I have currently Mavic MA40 wheels. They have a bit too much flex for my liking. May be they are just getting old? So I was looking for durable new wheels.
Oostal, Looking at Fulcrum's website I'd guess the Shimano compatible refers to a 130 mm 8-10S hub.
Brad
RobbieTunes
09-27-10, 07:29 AM
Oostal,
Which components? That would be the question.
Cassette or freewheel?
8-sp or 7-sp?
If you already have Shimano 600 8-sp, there is no problem.
That would rule out "late 80's, early 90's," though.
Most Shimano 600 componets are 7-sp, with downtube shifting.
You can get the modern wheels, move your R shifter to friction, and be fine.
If you already have the 8-sp cassette on the later model Shimano 600, you just swap wheels and go.
If I'm guessing right, then you have Shimano 600 8-sp STI shifters. I've not seen 8-sp DT shifters in 600, but I think they made 'em.
If your 7-sp is a cassette, you can swap wheels, get a spacer, put it behind the cassette on the new wheels, and run 7-sp on an 8/9/10 freehub. Most of the time the spacer works, but you'd have to do some RD adjusting.

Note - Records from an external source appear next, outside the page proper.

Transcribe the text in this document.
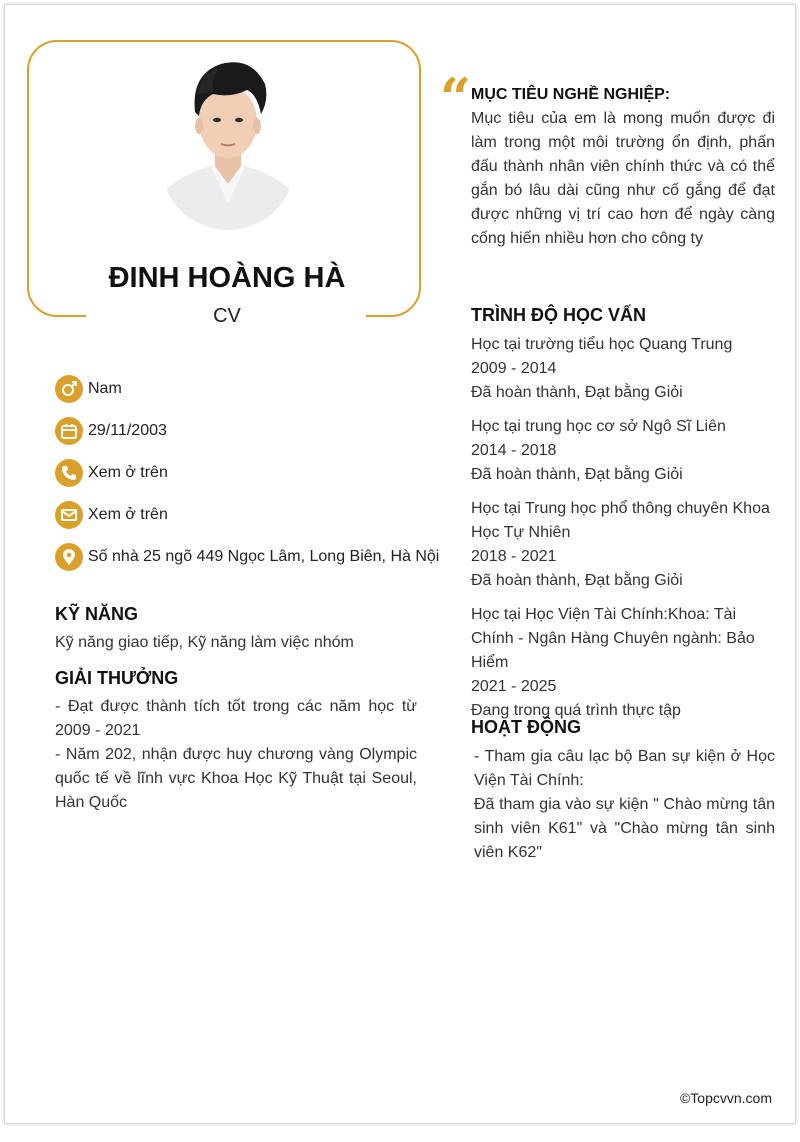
ĐINH HOÀNG HÀ
CV
Nam
29/11/2003
Xem ở trên
Xem ở trên
Số nhà 25 ngõ 449 Ngọc Lâm, Long Biên, Hà Nội
KỸ NĂNG
Kỹ năng giao tiếp, Kỹ năng làm việc nhóm
GIẢI THƯỞNG
- Đạt được thành tích tốt trong các năm học từ 2009 - 2021
- Năm 202, nhận được huy chương vàng Olympic quốc tế về lĩnh vực Khoa Học Kỹ Thuật tại Seoul, Hàn Quốc
“ MỤC TIÊU NGHỀ NGHIỆP:
Mục tiêu của em là mong muốn được đi làm trong một môi trường ổn định, phấn đấu thành nhân viên chính thức và có thể gắn bó lâu dài cũng như cố gắng để đạt được những vị trí cao hơn để ngày càng cống hiến nhiều hơn cho công ty
TRÌNH ĐỘ HỌC VẤN
Học tại trường tiểu học Quang Trung
2009 - 2014
Đã hoàn thành, Đạt bằng Giỏi
Học tại trung học cơ sở Ngô Sĩ Liên
2014 - 2018
Đã hoàn thành, Đạt bằng Giỏi
Học tại Trung học phổ thông chuyên Khoa Học Tự Nhiên
2018 - 2021
Đã hoàn thành, Đạt bằng Giỏi
Học tại Học Viện Tài Chính:Khoa: Tài Chính - Ngân Hàng Chuyên ngành: Bảo Hiểm
2021 - 2025
Đang trong quá trình thực tập
HOẠT ĐỘNG
- Tham gia câu lạc bộ Ban sự kiện ở Học Viện Tài Chính:
Đã tham gia vào sự kiện " Chào mừng tân sinh viên K61" và "Chào mừng tân sinh viên K62"
©Topcvvn.com
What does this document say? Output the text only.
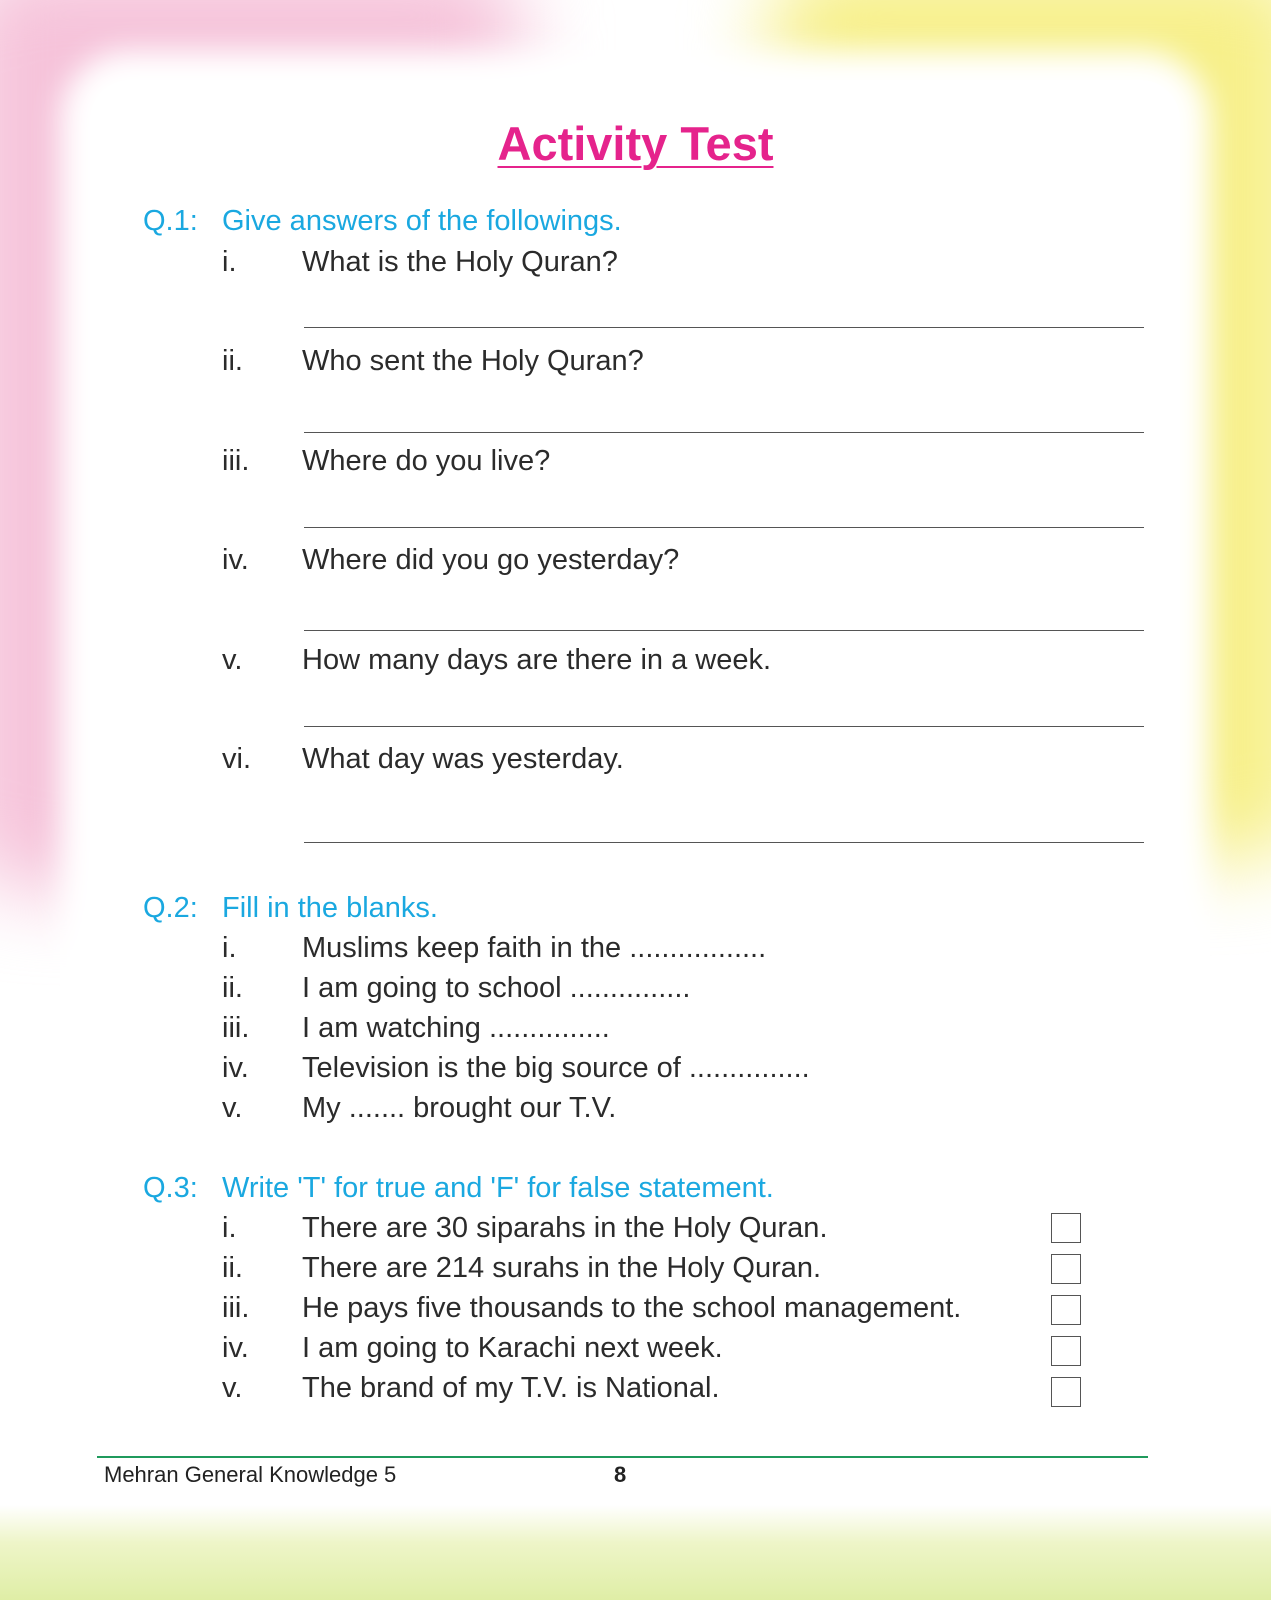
Activity Test
Q.1: Give answers of the followings.
i. What is the Holy Quran?
ii. Who sent the Holy Quran?
iii. Where do you live?
iv. Where did you go yesterday?
v. How many days are there in a week.
vi. What day was yesterday.
Q.2: Fill in the blanks.
i. Muslims keep faith in the .................
ii. I am going to school ...............
iii. I am watching ...............
iv. Television is the big source of ...............
v. My ....... brought our T.V.
Q.3: Write 'T' for true and 'F' for false statement.
i. There are 30 siparahs in the Holy Quran.
ii. There are 214 surahs in the Holy Quran.
iii. He pays five thousands to the school management.
iv. I am going to Karachi next week.
v. The brand of my T.V. is National.
Mehran General Knowledge 5	8
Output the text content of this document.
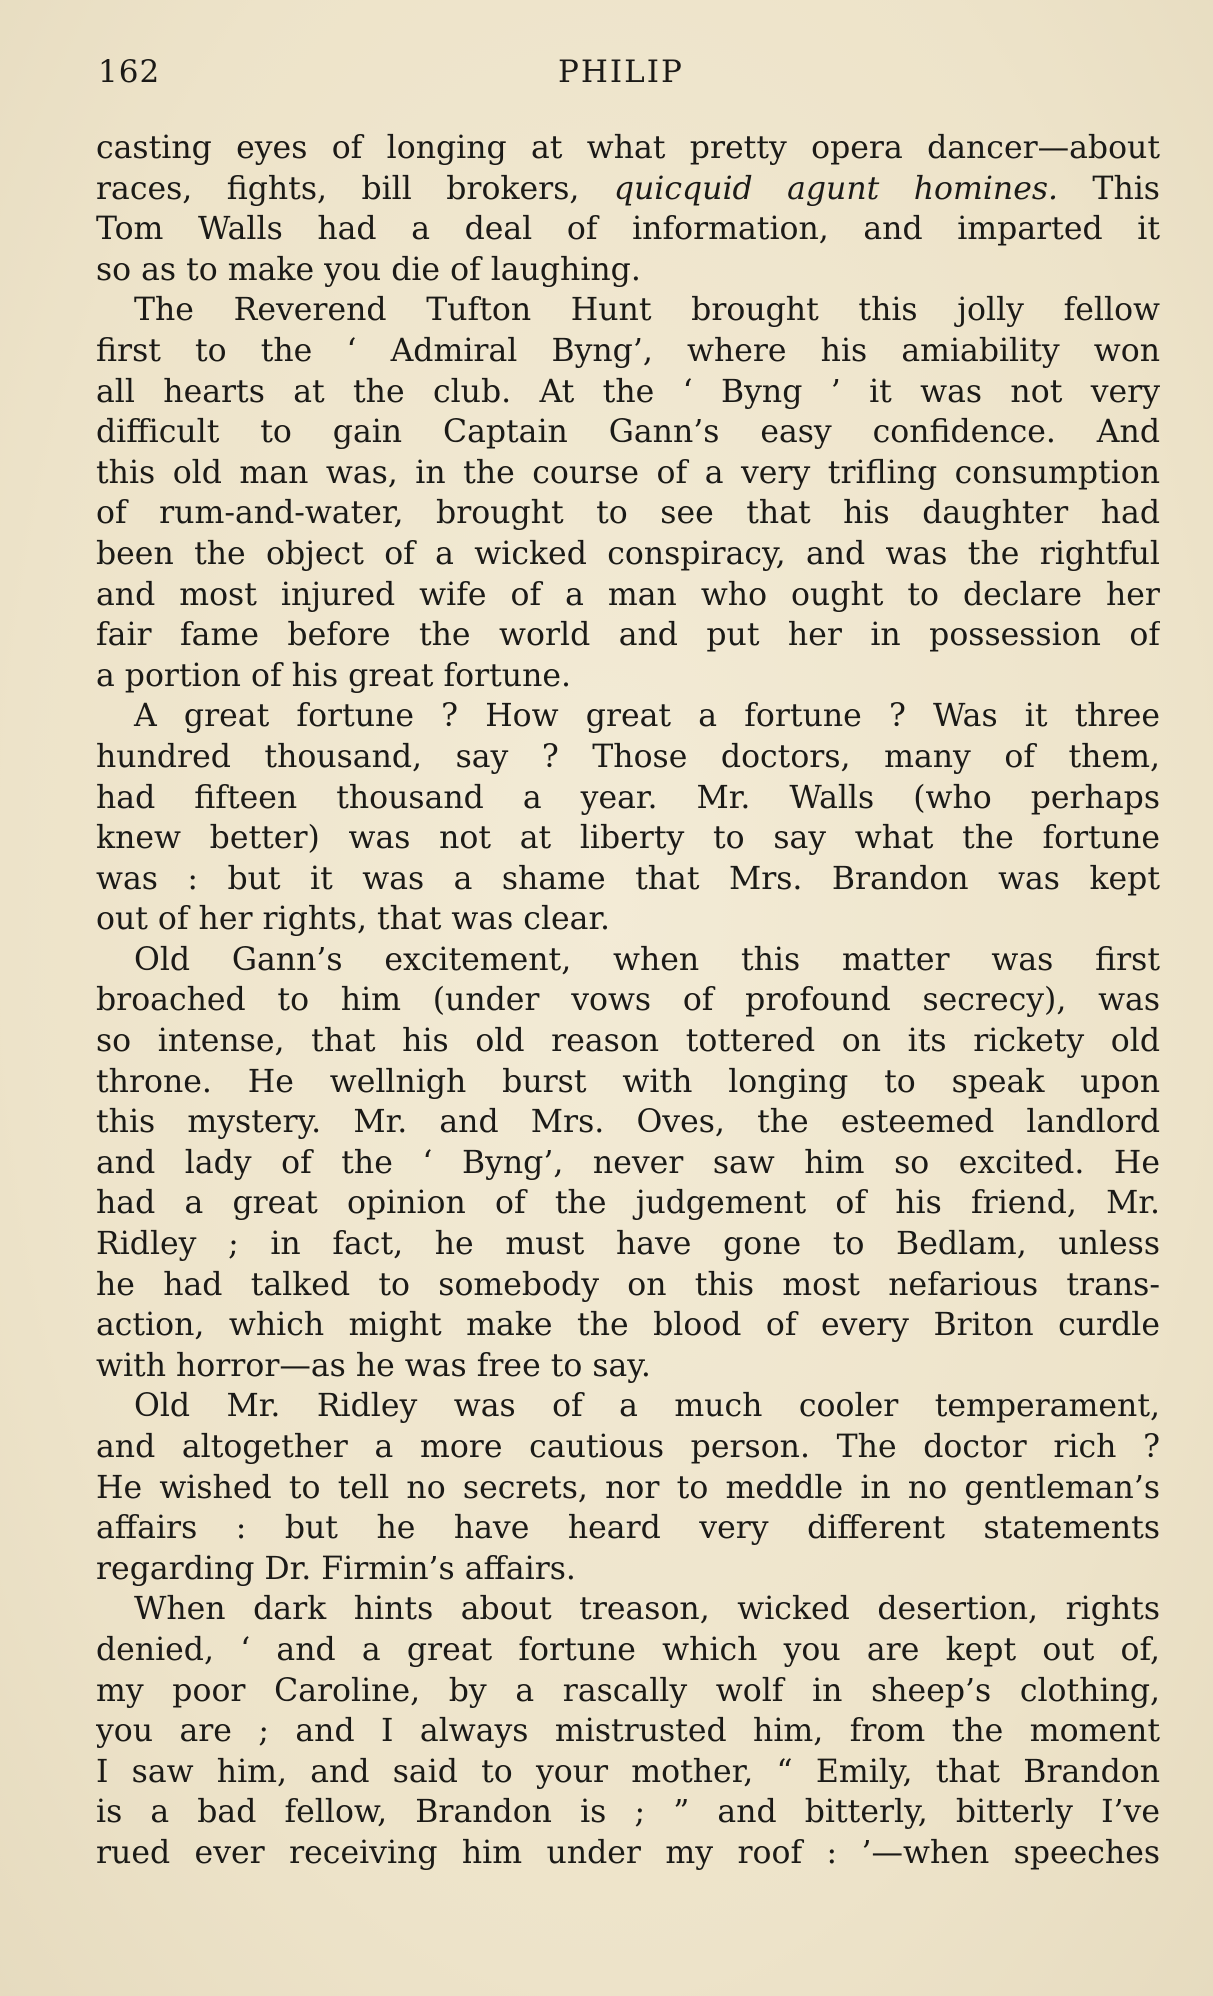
162	PHILIP
casting eyes of longing at what pretty opera dancer—about
races, fights, bill brokers, quicquid agunt homines. This
Tom Walls had a deal of information, and imparted it
so as to make you die of laughing.
The Reverend Tufton Hunt brought this jolly fellow
first to the ‘ Admiral Byng’, where his amiability won
all hearts at the club. At the ‘ Byng ’ it was not very
difficult to gain Captain Gann’s easy confidence. And
this old man was, in the course of a very trifling consumption
of rum-and-water, brought to see that his daughter had
been the object of a wicked conspiracy, and was the rightful
and most injured wife of a man who ought to declare her
fair fame before the world and put her in possession of
a portion of his great fortune.
A great fortune ? How great a fortune ? Was it three
hundred thousand, say ? Those doctors, many of them,
had fifteen thousand a year. Mr. Walls (who perhaps
knew better) was not at liberty to say what the fortune
was : but it was a shame that Mrs. Brandon was kept
out of her rights, that was clear.
Old Gann’s excitement, when this matter was first
broached to him (under vows of profound secrecy), was
so intense, that his old reason tottered on its rickety old
throne. He wellnigh burst with longing to speak upon
this mystery. Mr. and Mrs. Oves, the esteemed landlord
and lady of the ‘ Byng’, never saw him so excited. He
had a great opinion of the judgement of his friend, Mr.
Ridley ; in fact, he must have gone to Bedlam, unless
he had talked to somebody on this most nefarious trans-
action, which might make the blood of every Briton curdle
with horror—as he was free to say.
Old Mr. Ridley was of a much cooler temperament,
and altogether a more cautious person. The doctor rich ?
He wished to tell no secrets, nor to meddle in no gentleman’s
affairs : but he have heard very different statements
regarding Dr. Firmin’s affairs.
When dark hints about treason, wicked desertion, rights
denied, ‘ and a great fortune which you are kept out of,
my poor Caroline, by a rascally wolf in sheep’s clothing,
you are ; and I always mistrusted him, from the moment
I saw him, and said to your mother, “ Emily, that Brandon
is a bad fellow, Brandon is ; ” and bitterly, bitterly I’ve
rued ever receiving him under my roof : ’—when speeches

If your 7-sp is a freewheel, you can swap wheels, run an 8-sp cassette in indexed, and "overshift" the last cog. It'll work, but often it slips, so you have to keep your tension up.
So many if's, because there isn't a lot of information in the question. You'll like the new wheels, though.
Too much flex on the 600/Mavic MA4's? Sounds like a true and tension would cure most of that. Tight spokes, tensioned uniformly, on a true wheel: big difference in flex.